Types of Namespaces
- CGroups:- Basically cgroups virtualize the view of process's cgroups in /proc/[pid]/cgroups. Whenever a process creates a new cgroup it enters in a new namespace in which all current directories become cgroup root directories of the new namespace. So we can say that it isolates cgroup root directory.
- IPC(Interpolation Communication):- This namespace isolates interpolation communication. For example, In Linux, we have System V IPC(A communication mechanism) and Posfix (for message queues) which allows processes to exchange data in form of communication. So in simple words, we can say that IPC namespace isolates communication.
- Network:- This namespace isolates systems related to the network. For example:- network devices, IP protocols, Firewall Rules (That's why we can use the single port with single service )
- Mount:- This namespace isolates mount points that can be seen by processes in each namespace. In simple words, you can take an example of filesystem mounting in which we can mount only one device or partition on a mount-point.
- PID:- This namespace isolates the PID. (In this child processes cannot see or trace the parent process but parent process can see or trace the child processes of the namespace. Processes in different PID namespace can have same PID.)

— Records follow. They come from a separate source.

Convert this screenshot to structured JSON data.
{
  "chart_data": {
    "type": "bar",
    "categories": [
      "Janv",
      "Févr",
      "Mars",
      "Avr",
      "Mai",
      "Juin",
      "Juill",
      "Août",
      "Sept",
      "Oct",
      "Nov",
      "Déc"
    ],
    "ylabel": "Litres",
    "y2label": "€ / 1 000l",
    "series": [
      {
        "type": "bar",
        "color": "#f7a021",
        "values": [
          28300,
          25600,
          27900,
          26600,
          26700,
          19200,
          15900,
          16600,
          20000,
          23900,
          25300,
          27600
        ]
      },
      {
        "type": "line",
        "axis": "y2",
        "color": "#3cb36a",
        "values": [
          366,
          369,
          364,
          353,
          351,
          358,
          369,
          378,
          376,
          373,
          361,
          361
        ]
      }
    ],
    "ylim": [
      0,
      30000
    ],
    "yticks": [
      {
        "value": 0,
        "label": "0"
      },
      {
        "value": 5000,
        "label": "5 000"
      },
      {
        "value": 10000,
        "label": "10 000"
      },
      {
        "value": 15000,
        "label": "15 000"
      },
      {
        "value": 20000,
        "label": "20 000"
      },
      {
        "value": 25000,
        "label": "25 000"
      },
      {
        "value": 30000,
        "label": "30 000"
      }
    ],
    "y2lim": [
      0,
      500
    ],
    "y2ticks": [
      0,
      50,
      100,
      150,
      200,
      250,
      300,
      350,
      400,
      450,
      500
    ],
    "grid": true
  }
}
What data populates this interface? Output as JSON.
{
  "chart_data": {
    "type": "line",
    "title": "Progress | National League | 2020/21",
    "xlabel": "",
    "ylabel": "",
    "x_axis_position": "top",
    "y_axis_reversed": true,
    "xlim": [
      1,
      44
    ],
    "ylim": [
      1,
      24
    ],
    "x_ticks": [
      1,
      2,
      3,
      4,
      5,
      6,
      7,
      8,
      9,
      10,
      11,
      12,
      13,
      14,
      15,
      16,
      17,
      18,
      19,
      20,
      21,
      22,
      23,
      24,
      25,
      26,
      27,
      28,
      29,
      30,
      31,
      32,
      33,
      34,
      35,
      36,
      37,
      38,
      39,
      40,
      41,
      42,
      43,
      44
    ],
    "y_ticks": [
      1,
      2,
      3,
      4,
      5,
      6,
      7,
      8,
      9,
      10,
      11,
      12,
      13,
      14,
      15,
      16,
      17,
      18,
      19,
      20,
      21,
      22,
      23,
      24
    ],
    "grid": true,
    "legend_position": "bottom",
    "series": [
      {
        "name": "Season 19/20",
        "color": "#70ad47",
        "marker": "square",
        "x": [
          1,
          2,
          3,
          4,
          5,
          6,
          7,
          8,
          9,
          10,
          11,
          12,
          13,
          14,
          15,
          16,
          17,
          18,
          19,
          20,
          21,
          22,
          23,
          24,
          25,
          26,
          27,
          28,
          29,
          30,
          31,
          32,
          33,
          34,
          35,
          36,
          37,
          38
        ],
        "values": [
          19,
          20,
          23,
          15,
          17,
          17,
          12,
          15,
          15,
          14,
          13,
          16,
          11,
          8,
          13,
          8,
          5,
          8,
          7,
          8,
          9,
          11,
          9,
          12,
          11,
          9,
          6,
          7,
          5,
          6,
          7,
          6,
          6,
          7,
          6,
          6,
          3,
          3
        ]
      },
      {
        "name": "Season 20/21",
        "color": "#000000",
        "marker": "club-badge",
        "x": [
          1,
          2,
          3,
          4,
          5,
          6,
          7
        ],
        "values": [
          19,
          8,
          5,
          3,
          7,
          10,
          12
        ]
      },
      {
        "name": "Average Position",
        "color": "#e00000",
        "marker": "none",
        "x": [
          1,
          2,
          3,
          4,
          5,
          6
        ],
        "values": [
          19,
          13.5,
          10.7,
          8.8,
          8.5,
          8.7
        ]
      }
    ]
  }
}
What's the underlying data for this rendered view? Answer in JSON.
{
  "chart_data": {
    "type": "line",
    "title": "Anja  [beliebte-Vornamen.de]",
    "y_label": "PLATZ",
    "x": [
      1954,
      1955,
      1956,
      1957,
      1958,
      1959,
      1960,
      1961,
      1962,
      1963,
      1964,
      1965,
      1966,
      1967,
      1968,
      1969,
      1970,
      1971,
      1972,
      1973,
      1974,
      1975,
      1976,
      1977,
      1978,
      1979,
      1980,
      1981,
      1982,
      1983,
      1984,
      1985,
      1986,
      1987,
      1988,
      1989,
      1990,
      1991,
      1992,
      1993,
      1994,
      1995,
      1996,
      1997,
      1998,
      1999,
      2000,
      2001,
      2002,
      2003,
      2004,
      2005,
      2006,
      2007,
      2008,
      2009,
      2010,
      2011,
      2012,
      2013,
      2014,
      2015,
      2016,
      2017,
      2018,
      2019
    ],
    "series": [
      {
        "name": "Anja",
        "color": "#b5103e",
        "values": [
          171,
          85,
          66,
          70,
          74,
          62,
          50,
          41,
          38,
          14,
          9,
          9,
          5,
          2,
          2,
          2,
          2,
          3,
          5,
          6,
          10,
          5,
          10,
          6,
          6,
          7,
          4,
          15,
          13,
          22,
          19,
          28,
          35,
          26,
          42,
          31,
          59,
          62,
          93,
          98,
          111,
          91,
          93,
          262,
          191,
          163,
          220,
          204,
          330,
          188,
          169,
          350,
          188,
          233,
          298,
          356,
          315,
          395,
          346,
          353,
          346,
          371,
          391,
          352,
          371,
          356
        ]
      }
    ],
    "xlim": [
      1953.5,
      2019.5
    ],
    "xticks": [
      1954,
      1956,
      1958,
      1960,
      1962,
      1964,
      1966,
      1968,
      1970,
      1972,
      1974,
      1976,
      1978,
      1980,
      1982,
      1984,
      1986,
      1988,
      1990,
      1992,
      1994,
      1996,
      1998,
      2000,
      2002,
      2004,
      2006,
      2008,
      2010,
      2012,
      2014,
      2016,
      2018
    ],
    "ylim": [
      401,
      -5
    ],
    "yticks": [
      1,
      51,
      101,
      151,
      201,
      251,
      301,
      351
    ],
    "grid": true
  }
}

- User:- This namespace isolates security related identifier like group id and user id. In simple words, we can say that the process's group and user id has full privilege inside the namespace but not outside the namespace.
- UTS:- This namespace provides the isolation on hostname and domain name. It means processes has a separate copy of domain name or hostname so while changing hostname or domain name it will not affect the rest of the system.
- clone():- If we use standalone clone() it will create a new process only, but if we pass one or more flags like CLONE_NEW*, then the new namespace will be created and child process will become the member of it.
- setns():- This allows joining existing namespace. The namespace is specified by the file descriptor referenced to process.
- unshare():- This allows calling process to disassociate from parts of current namespace. Basically, this function works on the processes that are being shared by other's namespace as well for ex:- mount namespace.